For visceral leishmania, the most serious form, dogs are the main reservoir. Per Mary Kamb (CDC medical epidemiologist) and Vitaliano Cama (CDC microbiologist), L. infantum (the species that causes the visceral form of disease) “is already present in certain dogs in the U.S., primarily in hunting hounds.”
Many dogs are being imported to the U.S. as rescues from SE Asia, and posing a potential risk here. “No sand flies have been found infected with L. infantum in the U.S., and no human cases of locally acquired visceral leishmaniasis caused by L. infantum have been identified, even among people in contact with infected dogs,” Kamb and Cama said via an email interview.
An interdisciplinary working group, including the CDC and public health veterinarians, has developed a new “operational risk assessment tool” to help vets recognize and screen dogs that pose the greatest threat. This tool was presented at the recent American Society of Tropical Medicine and Hygiene meeting.
Also of concern is that one-fifth of the 2.7 million soldiers deployed to Iraq or Afghanistan have evidence of asymptomatic visceral leishmania, including parasites in their blood, up to ten years after returning. They could potentially transmit their infection through insect bites, pregnancy, transfusions, or IV drug use. A 27-month-old child from North Dakota, who had never left the state, was found to have a skin infection with L donovani, which causes the visceral form of disease. It’s unclear exactly how transmission occurred; his mother was from Nepal, but there is no report of having tested her.
Prevention:
Sand flies are much smaller than mosquitoes, so unless the mesh is sized accordingly, bed nets are less effective in preventing bites. Data on results is mixed, but there is some benefit to insecticide-treated nets. These are usually used in rooms that are also sprayed with insecticides.
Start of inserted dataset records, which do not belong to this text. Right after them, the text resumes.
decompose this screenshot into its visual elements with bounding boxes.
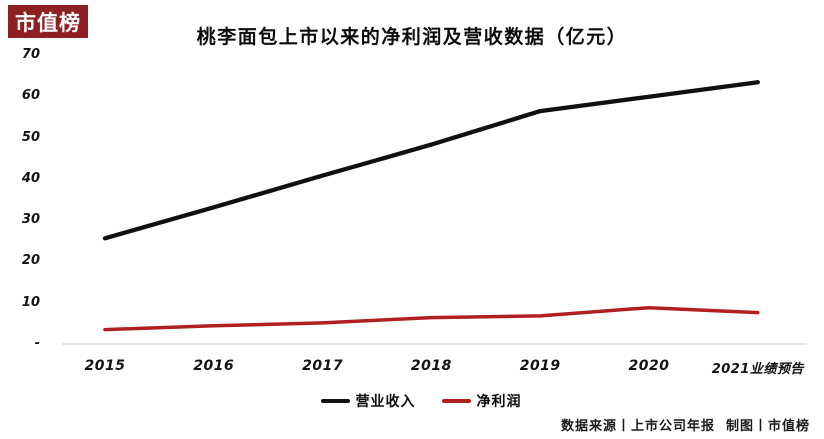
x-tick-label: 2018 (410, 358, 452, 374)
y-tick-label: 60 (21, 88, 40, 104)
x-tick-label: 2015 (84, 358, 126, 374)
y-tick-label: 70 (21, 47, 40, 62)
legend-label: 营业收入 (355, 394, 416, 410)
x-tick-label: 2019 (519, 358, 561, 374)
brand-logo-text: 市值榜 (15, 10, 81, 35)
x-tick-label: 2017 (302, 358, 344, 374)
y-tick-label: 30 (21, 212, 40, 228)
x-axis-baseline (62, 343, 807, 345)
legend-item-profit: 净利润 (441, 391, 522, 411)
y-tick-label: 50 (21, 129, 40, 145)
chart-legend: 营业收入 净利润 (0, 391, 824, 411)
y-tick-label: 10 (21, 294, 40, 310)
x-tick-label: 2016 (193, 358, 235, 374)
series-line-profit (103, 305, 760, 332)
y-tick-label: 20 (21, 253, 40, 269)
legend-item-revenue: 营业收入 (320, 391, 416, 411)
y-tick-label: 40 (21, 170, 40, 186)
chart-title: 桃李面包上市以来的净利润及营收数据（亿元） (196, 25, 628, 48)
y-tick-label: - (34, 336, 40, 351)
series-line-revenue (102, 80, 760, 241)
brand-logo: 市值榜 (8, 5, 88, 38)
legend-swatch (320, 399, 350, 403)
x-tick-label: 2020 (628, 358, 670, 374)
x-tick-label: 2021业绩预告 (711, 362, 804, 377)
data-source-credit: 数据来源丨上市公司年报 制图丨市值榜 (560, 419, 810, 434)
legend-label: 净利润 (476, 394, 522, 410)
legend-swatch (441, 399, 471, 403)
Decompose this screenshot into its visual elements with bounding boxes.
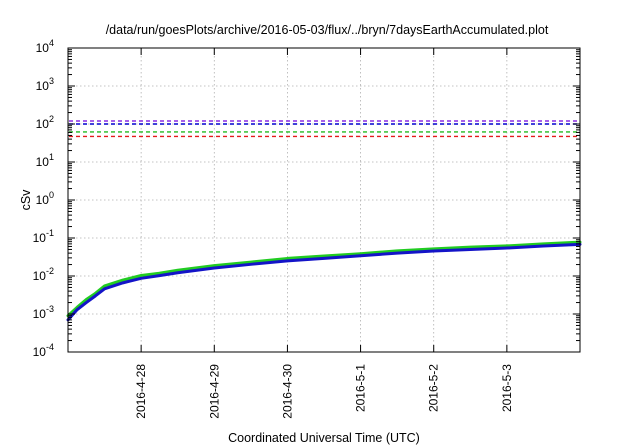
y-tick-base: 10 [36, 117, 50, 131]
x-tick-label: 2016-4-28 [134, 364, 148, 419]
x-tick-label: 2016-5-2 [427, 364, 441, 412]
y-tick-base: 10 [36, 155, 50, 169]
y-axis-label: cSv [19, 189, 33, 211]
y-tick-base: 10 [36, 193, 50, 207]
series-lines [66, 240, 582, 322]
y-tick-label: 10-1 [33, 228, 54, 245]
y-tick-exponent: 0 [49, 190, 54, 200]
x-axis: 2016-4-28 2016-4-29 2016-4-30 2016-5-1 2016-… [134, 48, 514, 419]
y-tick-base: 10 [33, 269, 47, 283]
y-tick-exponent: -1 [46, 228, 54, 238]
y-tick-label: 103 [36, 76, 54, 93]
grid [68, 48, 580, 352]
series-line [66, 240, 582, 318]
y-tick-exponent: -4 [46, 342, 54, 352]
threshold-lines [69, 120, 579, 138]
series-line [66, 242, 582, 322]
chart-title: /data/run/goesPlots/archive/2016-05-03/f… [106, 23, 549, 37]
y-tick-label: 10-3 [33, 304, 54, 321]
y-tick-base: 10 [33, 345, 47, 359]
x-tick-label: 2016-4-30 [280, 364, 294, 419]
x-tick-label: 2016-5-3 [500, 364, 514, 412]
y-tick-label: 104 [36, 38, 54, 55]
x-tick-label: 2016-5-1 [354, 364, 368, 412]
y-tick-exponent: 4 [49, 38, 54, 48]
y-tick-label: 10-2 [33, 266, 54, 283]
y-tick-base: 10 [33, 307, 47, 321]
y-tick-label: 102 [36, 114, 54, 131]
y-tick-base: 10 [33, 231, 47, 245]
y-tick-base: 10 [36, 79, 50, 93]
x-axis-label: Coordinated Universal Time (UTC) [228, 431, 420, 445]
x-tick-label: 2016-4-29 [207, 364, 221, 419]
y-tick-label: 10-4 [33, 342, 54, 359]
y-tick-label: 101 [36, 152, 54, 169]
y-tick-label: 100 [36, 190, 54, 207]
y-tick-exponent: 3 [49, 76, 54, 86]
y-tick-exponent: 2 [49, 114, 54, 124]
y-tick-exponent: 1 [49, 152, 54, 162]
y-tick-exponent: -3 [46, 304, 54, 314]
y-tick-exponent: -2 [46, 266, 54, 276]
y-tick-base: 10 [36, 41, 50, 55]
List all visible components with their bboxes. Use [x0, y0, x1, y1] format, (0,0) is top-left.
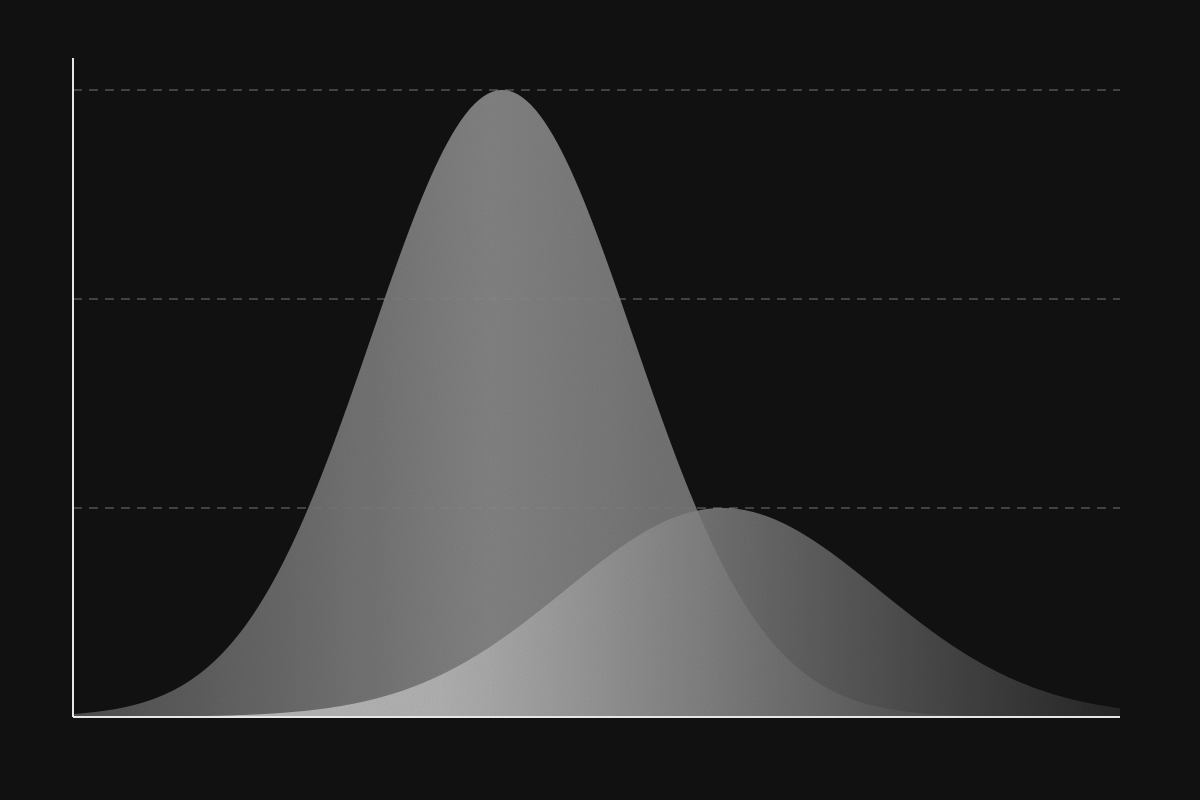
axes: [72, 58, 1120, 718]
gridlines: [73, 89, 1120, 509]
series-areas: [73, 90, 1120, 717]
series-area-1: [73, 90, 1120, 717]
series-area-2: [73, 508, 1120, 717]
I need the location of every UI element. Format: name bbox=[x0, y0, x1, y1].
For personal use, DEET and permethrin are effective preventatives.
Challenges:
The initial hurdle is getting physicians to diagnose leishmania. Many will not likely have ever seen it nor suspect it. Even on biopsy, it may be missed as the organisms are so tiny, and a special Giemsa stain is required. You won’t know the species from appearance, Freedman explained. Diagnosis is generally done by molecular (PCR) testing at the CDC. Testing is now commercially available at the University of Washington for anyone or at Walter Reed Army Institute of Research (WRAIR) (military only).
The other major problem is that there are no reporting requirements except in Texas, or to the CDC. Without a uniform reporting to the CDC, we have no chance of tracking how frequently and where it occurs.
The magnitude of the role of climate change in the spread of leishmania is as yet unknown—this is another reason to have careful tracking.
Insecticide resistance is a concern. The Covid pandemic reduced funding for leishmania programs and surveillance and resulted in less spraying.
We also need to watch that the visceral type of leishmania does not become endemic in the US, becoming established by sand flies feeding on infected dogs. This hasn’t happened yet (that we know of) but requires ongoing monitoring.
For many unusual infections, it’s important that physicians take a careful exposure and travel history and have a high index of suspicion. It’s also important that physicians learn to recognize cutaneous leishmaniasis and know that it can occur in people with no history of international travel.